Last season, Quansah made 44 appearances for Leverkusen, scoring five goals and establishing himself as a central figure in a side competing on multiple fronts. His form carried him into England’s World Cup squad, underlining how quickly his stock has risen since walking away from Anfield.
‘I just wanted to play’
When he spoke in April, Quansah made it clear that leaving Liverpool was not a tortured decision.
“To be honest, I wouldn't say it was the hardest decision because I just wanted to play,” he said, reflecting on the move that reshaped his career. “I felt like I could play at the top level. The Bundesliga is a top league and being able to play in the Champions League and feature in big games was a huge opportunity.
“I think you just have a gut feeling. Sometimes you can't think about it too much and listen to too many people, to be honest, because you can hear a few things and get persuaded.”
That gut feeling has been vindicated. At Leverkusen, Quansah has not only played; he has grown, hardened, and proved he belongs in the conversation with Europe’s leading young defenders. He is under contract in Germany until 2030, a detail that explains the size of the buy-back fee and the urgency around Liverpool’s decision.
Iraola’s puzzle
Iraola’s arrival has already sparked links with several of his former Bournemouth players, including Alex Scott, Eli Junior Kroupi, Adrien Truffert and Rayan. At the same time, Liverpool’s midfield picture remains unsettled, with the futures of Federico Chiesa and Curtis Jones both in doubt.
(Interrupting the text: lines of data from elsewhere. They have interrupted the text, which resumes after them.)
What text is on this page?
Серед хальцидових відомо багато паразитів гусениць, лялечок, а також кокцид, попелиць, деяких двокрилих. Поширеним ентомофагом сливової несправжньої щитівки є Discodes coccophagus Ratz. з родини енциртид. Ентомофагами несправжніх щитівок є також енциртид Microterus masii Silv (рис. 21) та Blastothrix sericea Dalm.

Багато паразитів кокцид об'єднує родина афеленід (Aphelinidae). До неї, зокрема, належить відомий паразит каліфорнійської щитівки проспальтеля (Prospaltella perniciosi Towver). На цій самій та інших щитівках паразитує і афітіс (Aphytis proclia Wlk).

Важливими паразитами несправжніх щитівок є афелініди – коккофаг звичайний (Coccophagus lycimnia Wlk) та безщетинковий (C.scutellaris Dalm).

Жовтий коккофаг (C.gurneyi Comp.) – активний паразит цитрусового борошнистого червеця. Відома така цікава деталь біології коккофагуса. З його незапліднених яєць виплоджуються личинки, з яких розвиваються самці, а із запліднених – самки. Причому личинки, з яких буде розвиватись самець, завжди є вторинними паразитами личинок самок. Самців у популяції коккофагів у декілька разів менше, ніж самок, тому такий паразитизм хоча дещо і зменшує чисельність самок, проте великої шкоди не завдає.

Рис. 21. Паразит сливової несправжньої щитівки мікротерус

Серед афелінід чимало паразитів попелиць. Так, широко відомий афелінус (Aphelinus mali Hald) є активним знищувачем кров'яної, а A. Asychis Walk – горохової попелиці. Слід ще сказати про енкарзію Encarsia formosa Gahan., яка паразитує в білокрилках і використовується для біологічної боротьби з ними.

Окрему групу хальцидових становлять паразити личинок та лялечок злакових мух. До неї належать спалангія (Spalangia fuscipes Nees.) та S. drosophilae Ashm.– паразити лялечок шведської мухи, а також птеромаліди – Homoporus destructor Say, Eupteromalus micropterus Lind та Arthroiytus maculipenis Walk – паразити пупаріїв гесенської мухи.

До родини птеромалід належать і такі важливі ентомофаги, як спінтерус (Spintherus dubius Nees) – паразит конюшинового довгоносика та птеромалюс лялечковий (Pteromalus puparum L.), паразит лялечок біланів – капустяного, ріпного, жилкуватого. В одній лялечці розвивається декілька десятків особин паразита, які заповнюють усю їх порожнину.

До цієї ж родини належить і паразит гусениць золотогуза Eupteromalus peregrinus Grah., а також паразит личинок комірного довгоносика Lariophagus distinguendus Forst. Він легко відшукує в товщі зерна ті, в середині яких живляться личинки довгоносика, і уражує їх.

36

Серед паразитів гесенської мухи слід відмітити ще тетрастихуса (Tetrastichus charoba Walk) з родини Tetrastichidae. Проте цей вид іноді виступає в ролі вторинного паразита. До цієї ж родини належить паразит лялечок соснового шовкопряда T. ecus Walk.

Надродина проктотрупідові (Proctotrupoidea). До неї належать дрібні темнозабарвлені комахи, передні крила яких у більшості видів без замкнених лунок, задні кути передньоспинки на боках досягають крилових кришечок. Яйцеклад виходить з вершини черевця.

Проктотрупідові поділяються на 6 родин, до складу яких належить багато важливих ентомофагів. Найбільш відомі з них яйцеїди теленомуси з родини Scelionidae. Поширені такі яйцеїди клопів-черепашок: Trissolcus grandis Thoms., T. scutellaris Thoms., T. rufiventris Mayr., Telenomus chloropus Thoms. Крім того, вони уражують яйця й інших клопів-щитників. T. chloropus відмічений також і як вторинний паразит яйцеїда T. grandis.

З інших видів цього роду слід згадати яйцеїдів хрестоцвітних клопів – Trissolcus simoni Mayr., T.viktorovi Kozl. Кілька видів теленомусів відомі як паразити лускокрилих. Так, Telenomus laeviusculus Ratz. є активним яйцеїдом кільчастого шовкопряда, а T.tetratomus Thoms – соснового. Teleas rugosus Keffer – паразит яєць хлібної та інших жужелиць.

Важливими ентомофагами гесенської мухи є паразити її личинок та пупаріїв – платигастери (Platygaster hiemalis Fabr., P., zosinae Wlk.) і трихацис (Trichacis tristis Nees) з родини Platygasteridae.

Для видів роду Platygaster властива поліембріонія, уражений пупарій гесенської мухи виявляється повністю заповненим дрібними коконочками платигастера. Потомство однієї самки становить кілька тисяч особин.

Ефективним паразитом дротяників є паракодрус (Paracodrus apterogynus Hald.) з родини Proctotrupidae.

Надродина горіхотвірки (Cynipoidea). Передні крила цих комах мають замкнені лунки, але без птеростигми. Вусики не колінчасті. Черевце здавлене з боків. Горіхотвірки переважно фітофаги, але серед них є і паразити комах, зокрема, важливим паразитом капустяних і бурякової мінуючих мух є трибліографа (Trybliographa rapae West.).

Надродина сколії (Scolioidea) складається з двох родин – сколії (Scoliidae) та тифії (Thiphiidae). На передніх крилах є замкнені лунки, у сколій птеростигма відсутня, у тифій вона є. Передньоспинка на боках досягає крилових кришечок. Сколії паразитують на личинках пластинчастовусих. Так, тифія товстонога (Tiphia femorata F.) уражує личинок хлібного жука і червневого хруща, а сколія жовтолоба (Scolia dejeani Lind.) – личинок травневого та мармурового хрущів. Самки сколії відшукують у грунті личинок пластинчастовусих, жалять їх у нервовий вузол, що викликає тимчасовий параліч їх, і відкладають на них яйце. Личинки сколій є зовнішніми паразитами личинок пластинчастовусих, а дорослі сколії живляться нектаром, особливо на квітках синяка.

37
But the real fault line runs through the defence. Lose Konate, Robertson and the experience around them, and you risk a structural collapse. Bring back a homegrown England international who knows the club, the league and the demands of the stage, and the rebuild suddenly looks less like a gamble and more like a plan.
Quansah would not be returning as a prospect. He would be walking back through the Shankly Gates as a £55 million centre-back, a World Cup squad member, and a player expected to lead.
For now, the situation hangs on one decision in Liverpool’s boardroom: do they play the card they were wise enough to keep, or let a defender they developed continue to flourish elsewhere?